Linux芯片级移植与底层驱动(基于3.7.4内核) --SMP多核启动以及CPU热插拔驱动

出处:http://21cnbao.blog.51cto.com/109393/1143518


在Linux系统中,对于多核的ARM芯片而言,Bootrom代码中,CPU0会率先起来,引导Bootloader和Linux内核执行,而其他的核则在上电时Bootrom一般将自身置于WFI或者WFE状态,并等待CPU0给其发CPU核间中断(IPI)或事件(一般透过SEV指令)唤醒之。一个典型的启动过程如下图:

 

被CPU0唤醒的CPUn可以在运行过程中进行热插拔。

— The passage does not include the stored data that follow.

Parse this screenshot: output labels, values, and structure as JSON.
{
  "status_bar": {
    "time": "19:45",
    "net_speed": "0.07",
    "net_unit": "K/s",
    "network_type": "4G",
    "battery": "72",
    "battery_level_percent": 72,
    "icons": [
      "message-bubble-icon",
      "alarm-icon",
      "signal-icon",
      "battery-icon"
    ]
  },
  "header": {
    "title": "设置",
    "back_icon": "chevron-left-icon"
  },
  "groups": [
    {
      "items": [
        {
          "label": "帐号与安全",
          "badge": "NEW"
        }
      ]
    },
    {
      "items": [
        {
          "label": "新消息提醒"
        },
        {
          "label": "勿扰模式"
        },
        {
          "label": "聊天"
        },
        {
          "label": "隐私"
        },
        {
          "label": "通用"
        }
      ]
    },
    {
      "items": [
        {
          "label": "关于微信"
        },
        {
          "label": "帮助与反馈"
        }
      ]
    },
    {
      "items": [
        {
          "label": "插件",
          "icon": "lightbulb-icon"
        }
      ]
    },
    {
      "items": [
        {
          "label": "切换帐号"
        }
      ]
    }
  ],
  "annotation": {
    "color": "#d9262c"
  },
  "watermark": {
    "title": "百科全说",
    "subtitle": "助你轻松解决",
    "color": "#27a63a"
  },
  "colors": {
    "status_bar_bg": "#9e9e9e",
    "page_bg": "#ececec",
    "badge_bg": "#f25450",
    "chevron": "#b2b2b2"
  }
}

譬如运行如下命令即可卸载CPU1并且将CPU1上的任务全部迁移到其他CPU:

# echo 0 > /sys/devices/system/cpu/cpu1/online

同样地,运行如下命令可以再次启动CPU1:

# echo 1 > /sys/devices/system/cpu/cpu1/online

之后CPU1会主动参与系统中各个CPU之间要运行任务的负载均衡工作。

CPU0唤醒其他 CPU的动作在内核中被封装为一个smp_operations的结构体,该结构体的成员如下:

  83struct smp_operations {

  84#ifdef CONFIG_SMP

  85        /*

  86         * Setup the set of possible CPUs (via set_cpu_possible)

  87         */

  88        void (*smp_init_cpus)(void);

  89        /*

  90         * Initialize cpu_possible map, and enable coherency

  91         */

  92        void (*smp_prepare_cpus)(unsigned int max_cpus);

  93

  94        /*

  95         * Perform platform specific initialisation of the specified CPU.

  96         */

  97        void (*smp_secondary_init)(unsigned int cpu);

  98        /*

  99         * Boot a secondary CPU, and assign it the specified idle task.

 100         * This also gives us the initial stack to use for this CPU.

 101         */

 102        int  (*smp_boot_secondary)(unsigned int cpu, struct task_struct *idle);

 103#ifdef CONFIG_HOTPLUG_CPU

 104        int  (*cpu_kill)(unsigned int cpu);

 105        void (*cpu_die)(unsigned int cpu);

 106        int  (*cpu_disable)(unsigned int cpu);

 107#endif

 108#endif

 109};

      我们从arch/arm/mach-vexpress/v2m.c看到VEXPRESS电路板用到的smp_ops为vexpress_smp_ops:

666DT_MACHINE_START(VEXPRESS_DT, "ARM-Versatile Express")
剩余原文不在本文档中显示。